When Minerva sees Arachne’s flawless depiction of “the crimes of the gods,” she tears it apart in a rage, and then attacks Arachne so violently that Arachne hangs herself. “Moved by pity,” Minerva brings her back to life as a spider:

She sprinkled her with hell-bane, and her hair
Fell off, and nose and ears fell off, and head
Was shrunken, and the body very tiny,
Nothing but belly, with little fingers clinging
Along the sides as legs, but from the belly
She still kept spinning; the spider has not forgotten
The arts she used to practice. (6.139-45)

I imagine this is a tough passage for an arachnophobic.

Next is the story of Niobe, once a friend of Arachne before she married Amphion, the king of Thebes, and moved there. Like Arachne — and like her father Tantalus — she dared to challenge the gods, declaring herself superior with her 14 children to Latona, mother of Apollo and Artemis.

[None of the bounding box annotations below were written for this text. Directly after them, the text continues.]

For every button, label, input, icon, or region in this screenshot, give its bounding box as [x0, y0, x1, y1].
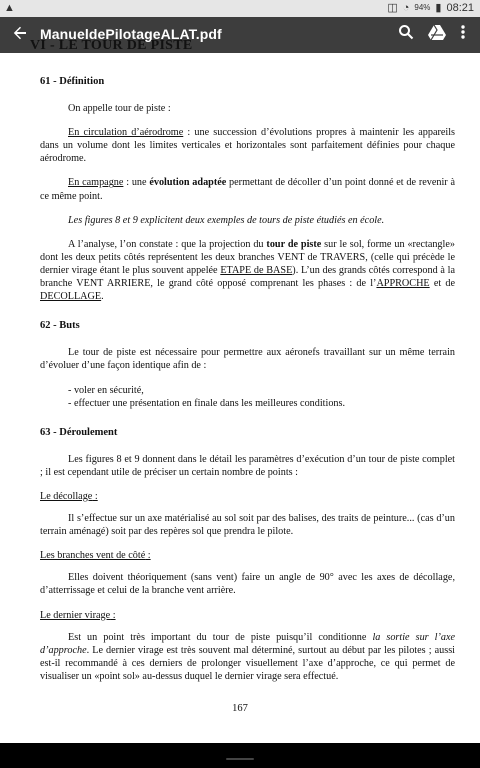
text: permettant de décoller d’un point donné et de revenir à ce même point.	[40, 177, 455, 202]
term: ETAPE de BASE	[220, 264, 293, 276]
paragraph	[40, 176, 455, 202]
term: APPROCHE	[376, 278, 430, 290]
text: ). L’un des grands côtés correspond à la branche VENT ARRIERE, le grand côté opposé comprenant les phases : de l’	[40, 264, 455, 290]
pdf-page[interactable]	[0, 38, 480, 743]
text: sur le sol, forme un «rectangle» dont les deux petits côtés représentent les deux branches VENT de TRAVERS, (celle qui précède le dernier virage étant le plus souvent appelée	[40, 238, 455, 276]
subheading	[40, 549, 455, 562]
nav-handle[interactable]	[0, 753, 480, 767]
paragraph	[40, 238, 455, 303]
paragraph: On appelle tour de piste :	[68, 103, 171, 115]
section-heading-63: 63 - Déroulement	[40, 426, 118, 438]
chapter-heading: VI - LE TOUR DE PISTE	[30, 38, 193, 53]
status-bar	[0, 0, 480, 17]
warning-icon: ▲	[4, 2, 15, 14]
paragraph	[40, 126, 455, 165]
emphasis: évolution adaptée	[149, 177, 227, 189]
text: : une	[123, 177, 150, 189]
subheading-text: Le dernier virage	[40, 609, 111, 621]
page-content	[40, 75, 455, 694]
term: En campagne	[68, 177, 124, 189]
paragraph: Il s’effectue sur un axe matérialisé au sol soit par des balises, des traits de peinture... (cas d’un terrain aménagé) soit par des repères sol que prendra le pilote.	[40, 513, 455, 538]
subheading-text: Le décollage	[40, 490, 93, 502]
appbar-actions	[398, 24, 466, 44]
text: . Le dernier virage est très souvent mal déterminé, surtout au début par les pilotes ; aussi est-il recommandé à ces derniers de prolonger visuellement l’axe d’approche, ce qui permet de visualiser un «point sol» au-dessus duquel le dernier virage sera effectué.	[40, 644, 455, 682]
text: :	[92, 490, 98, 502]
nav-bar	[0, 743, 480, 768]
section-heading-61: 61 - Définition	[40, 76, 105, 87]
subheading	[40, 490, 455, 503]
term: En circulation d’aérodrome	[68, 127, 184, 139]
term: DECOLLAGE	[40, 291, 102, 303]
text: :	[110, 609, 116, 621]
battery-icon: ▮	[435, 2, 442, 14]
subheading-text: Les branches vent de côté	[40, 550, 146, 562]
back-arrow-icon[interactable]	[8, 23, 32, 47]
vibrate-icon: ◫	[387, 2, 398, 14]
text: et de	[429, 278, 455, 290]
section-heading-62: 62 - Buts	[40, 320, 80, 332]
battery-percent: 94%	[414, 3, 431, 12]
clock: 08:21	[446, 1, 474, 14]
list-item: - effectuer une présentation en finale dans les meilleures conditions.	[68, 397, 346, 409]
search-icon[interactable]	[398, 24, 414, 44]
nav-handle-bar	[226, 758, 254, 760]
text: :	[145, 550, 151, 562]
text: : une succession d’évolutions propres à maintenir les appareils dans un volume dont les limites verticales et horizontales sont parfaitement définies pour chaque aérodrome.	[40, 127, 456, 165]
list-item: - voler en sécurité,	[68, 384, 144, 396]
text: Est un point très important du tour de piste puisqu’il conditionne	[68, 631, 373, 643]
subheading	[40, 609, 455, 622]
paragraph: Les figures 8 et 9 explicitent deux exemples de tours de piste étudiés en école.	[68, 214, 385, 226]
emphasis: la sortie sur l’axe d’approche	[40, 631, 456, 656]
drive-icon[interactable]	[428, 24, 446, 44]
paragraph: Les figures 8 et 9 donnent dans le détail les paramètres d’exécution d’un tour de piste complet ; il est cependant utile de préciser un certain nombre de points :	[40, 453, 455, 478]
document-title: ManueldePilotageALAT.pdf	[40, 26, 222, 42]
paragraph: Elles doivent théoriquement (sans vent) faire un angle de 90° avec les axes de décollage, d’atterrissage et celui de la branche vent arrière.	[40, 572, 455, 597]
wifi-icon: ◔	[402, 1, 410, 14]
more-vert-icon[interactable]	[460, 24, 466, 44]
paragraph	[40, 631, 455, 683]
emphasis: tour de piste	[266, 238, 322, 250]
text: A l’analyse, l’on constate : que la projection du	[68, 238, 267, 250]
status-right	[387, 1, 474, 14]
text: .	[101, 291, 104, 303]
page-number: 167	[232, 703, 248, 714]
paragraph: Le tour de piste est nécessaire pour permettre aux aéronefs travaillant sur un même terrain d’évoluer d’une façon identique afin de :	[40, 347, 455, 372]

Latona sends Apollo to kill Niobe’s seven sons, shooting them down as they are out riding.

A different woman,
This Niobe, from the woman who so lately
Had driven the people from Latona’s altar,
Striding the streets, with head tossed back, and haughty
And hated, even by her friends, but now
A woman even her enemies might pity.
On the cold bodies she flung herself; she gave them
The final kisses, gave them with no order,
No thought of protocol, and from them lifted
Her arms, bruised by the strain of that embracing,
And cried to Heaven: ‘O cruel Latona, feed,
Feed, batten on my sorrow! Feed the heart
Whose passion is for bloodshed, feed it full!
My seven sons are gone, and I have died
A sevenfold death. Exult, be hateful, triumph!
You are the winner. Winner, did I say?
Ha! Wretched as I am, I have more left me
Than you in all your blessedness. So many
Are dead, and still I win!’ (6.276–94)

We all know what’s coming next.

The so-called Florentine Niobids, Galleria degli Uffizi, Florence. Roman copy of Greek original.

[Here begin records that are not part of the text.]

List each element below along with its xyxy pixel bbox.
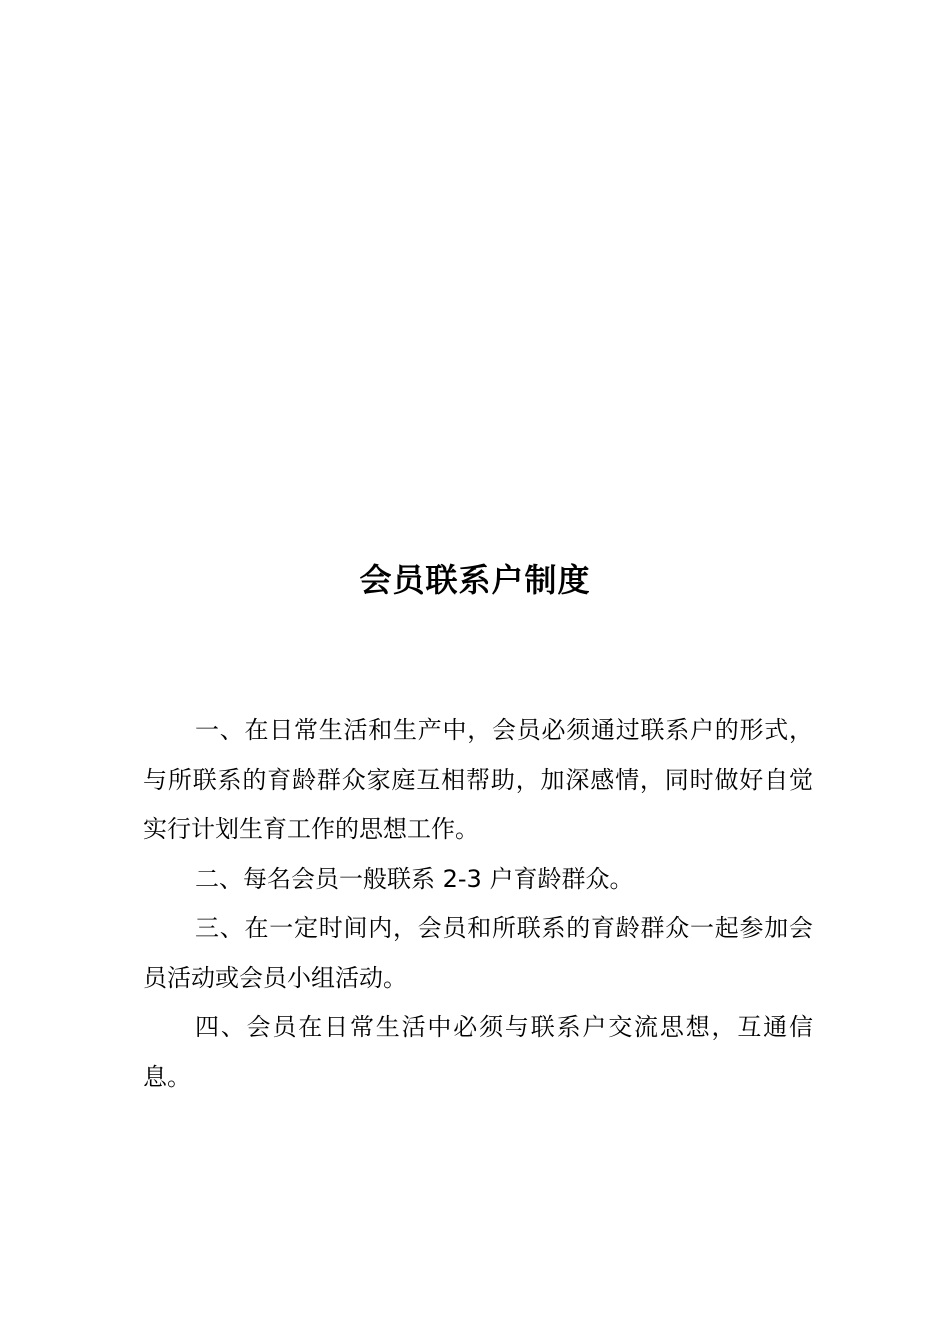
paragraph-3: 三、在一定时间内，会员和所联系的育龄群众一起参加会员活动或会员小组活动。: [143, 914, 813, 992]
document-title: 会员联系户制度: [359, 561, 591, 599]
document-body: [143, 706, 813, 1102]
paragraph-2: 二、每名会员一般联系 2-3 户育龄群众。: [195, 864, 634, 893]
paragraph-1: 一、在日常生活和生产中，会员必须通过联系户的形式，与所联系的育龄群众家庭互相帮助，加深感情，同时做好自觉实行计划生育工作的思想工作。: [143, 716, 813, 843]
paragraph-4: 四、会员在日常生活中必须与联系户交流思想，互通信息。: [143, 1013, 813, 1091]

Niobe weeps so long that she turns to stone (an appropriate subject for sculpture), and is carried as a marble monument back to Maeonia, where she still weeps. The Thebans are terrorized into worshipping Latona again, and tell stories of her power and of the birth of Apollo (a story which seems a little out of place here, in Ovid’s timeline, skipped over in Book 1 to make way for the metamorphosis of Daphne).

A relief showing Zeus and Leto with their offspring Apollo and Artemis to the right. 420–410 BCE. (Archaeological Museum of Brauron, Greece) Ancient History Encyclopedia.

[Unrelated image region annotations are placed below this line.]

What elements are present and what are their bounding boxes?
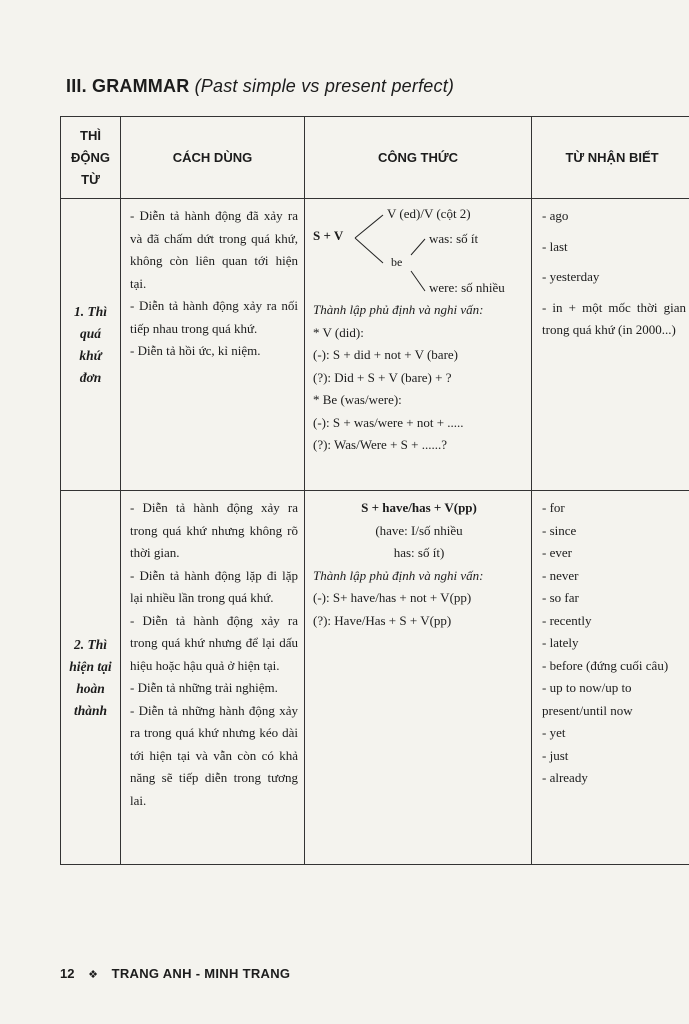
negation-title: Thành lập phủ định và nghi vấn:: [313, 302, 484, 317]
signals-past-simple: [532, 199, 689, 491]
signal-word: - for: [542, 500, 565, 515]
section-title: III. GRAMMAR: [66, 76, 190, 96]
verb-branch-diagram: [313, 205, 525, 299]
header-tense-label: THÌ ĐỘNG TỪ: [71, 127, 110, 187]
usage-item: - Diễn tả hành động đã xảy ra và đã chấm dứt trong quá khứ, không còn liên quan tới hiện tại.: [130, 208, 298, 291]
tense-present-perfect-label: 2. Thì hiện tại hoàn thành: [69, 636, 112, 718]
signal-word: - so far: [542, 590, 579, 605]
formula-line: (-): S + was/were + not + .....: [313, 414, 464, 430]
formula-verb-form: V (ed)/V (cột 2): [387, 206, 471, 221]
signals-present-perfect: [532, 491, 689, 865]
header-formula: CÔNG THỨC: [305, 117, 532, 199]
table-row-present-perfect: [61, 491, 689, 865]
formula-present-perfect: [305, 491, 532, 865]
tense-present-perfect: [61, 491, 121, 865]
signal-word: - recently: [542, 612, 592, 628]
usage-item: - Diễn tả hành động lặp đi lặp lại nhiều lần trong quá khứ.: [130, 567, 298, 605]
usage-item: - Diễn tả hồi ức, kỉ niệm.: [130, 343, 261, 358]
usage-item: - Diễn tả những trải nghiệm.: [130, 680, 278, 695]
formula-be: be: [391, 255, 403, 269]
signal-word: - yet: [542, 725, 566, 740]
formula-has-note: has: số ít): [393, 545, 445, 560]
usage-item: - Diễn tả hành động xảy ra trong quá khứ nhưng để lại dấu hiệu hoặc hậu quả ở hiện tại.: [130, 612, 298, 673]
header-signals: TỪ NHẬN BIẾT: [532, 117, 689, 199]
page-title: [66, 76, 454, 97]
table-row-past-simple: [61, 199, 689, 491]
formula-line: * V (did):: [313, 324, 364, 340]
book-authors: TRANG ANH - MINH TRANG: [111, 966, 291, 981]
formula-line: (-): S + did + not + V (bare): [313, 347, 458, 362]
usage-item: - Diễn tả hành động xảy ra nối tiếp nhau trong quá khứ.: [130, 298, 298, 336]
signal-word: - before (đứng cuối câu): [542, 657, 669, 673]
formula-past-simple: [305, 199, 532, 491]
page-number: 12: [60, 966, 75, 981]
formula-have-note: (have: I/số nhiều: [375, 522, 463, 538]
signal-word: - lately: [542, 635, 579, 650]
header-tense: [61, 117, 121, 199]
negation-title: Thành lập phủ định và nghi vấn:: [313, 567, 484, 583]
tense-past-simple-label: 1. Thì quá khứ đơn: [73, 303, 107, 385]
table-header-row: [61, 117, 689, 199]
signal-word: - ago: [542, 208, 569, 223]
header-usage: CÁCH DÙNG: [121, 117, 305, 199]
formula-main: S + have/has + V(pp): [361, 500, 477, 515]
section-subtitle: (Past simple vs present perfect): [194, 76, 455, 96]
signal-word: - already: [542, 770, 588, 785]
signal-word: - since: [542, 522, 577, 538]
formula-line: (?): Have/Has + S + V(pp): [313, 612, 452, 628]
formula-line: * Be (was/were):: [313, 392, 402, 407]
signal-word: - yesterday: [542, 269, 600, 284]
usage-present-perfect: [121, 491, 305, 865]
formula-line: (?): Did + S + V (bare) + ?: [313, 369, 452, 385]
signal-word: - ever: [542, 545, 572, 560]
signal-word: - last: [542, 238, 568, 254]
usage-past-simple: [121, 199, 305, 491]
signal-word: - up to now/up to present/until now: [542, 680, 633, 718]
formula-subject: S + V: [313, 228, 344, 243]
formula-line: (?): Was/Were + S + ......?: [313, 437, 447, 452]
diamond-cluster-icon: ❖: [88, 969, 98, 981]
tense-past-simple: [61, 199, 121, 491]
formula-was: was: số ít: [429, 231, 479, 246]
signal-word: - in + một mốc thời gian trong quá khứ (in 2000...): [542, 299, 686, 337]
grammar-table: [60, 116, 689, 865]
page-footer: [60, 966, 290, 981]
usage-item: - Diễn tả những hành động xảy ra trong quá khứ nhưng kéo dài tới hiện tại và vẫn còn có khả năng sẽ tiếp diễn trong tương lai.: [130, 702, 298, 808]
signal-word: - just: [542, 747, 569, 763]
formula-line: (-): S+ have/has + not + V(pp): [313, 590, 472, 605]
formula-were: were: số nhiều: [429, 280, 505, 295]
signal-word: - never: [542, 567, 579, 583]
usage-item: - Diễn tả hành động xảy ra trong quá khứ nhưng không rõ thời gian.: [130, 500, 298, 560]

I saw a great conversation on Twitter this week about Minerva (well, Athena). Jermaine Bryant posted a meme about Greek mythology labeling Athena as “feminist,” and observed that Athena is actually an embodiment of the patriarchy in most ancient sources. Amy Pistone responded with a thoughtful thread on Athena as “cool girl,” a source of false female empowerment. While Athena is a literal warrior goddess, she takes the side of male heroes and the will of Zeus, often at the expense of women. Her worshippers, like Medusa and the daughters of Minyas in the Metamorphoses, get no protection from their patroness. Her detractor Arachne is driven to suicide. What would it matter to Athena if a mortal woman is a better weaver? Would she no longer be the goddess of weaving?

On the mortal side, Procne and Philomela exact their vengeance with the murder of a child, repaying monstrosity with monstrosity. Minerva, Latona, Procne, and Philomela all represent female vengeance, but not justice. The “strong female character” supposedly sought after in today’s movies, shows, and video games isn’t just a question of power or agency, but of outlook: she has a life of her own, a mind of her own, and doesn’t empower herself at the expense of other women. These women of Book 6 might be sympathetic, but I don’t think they’re feminist.

Gustav Klimt, “Pallas Athena” 1898. Historisches Museum der Stadt Wien.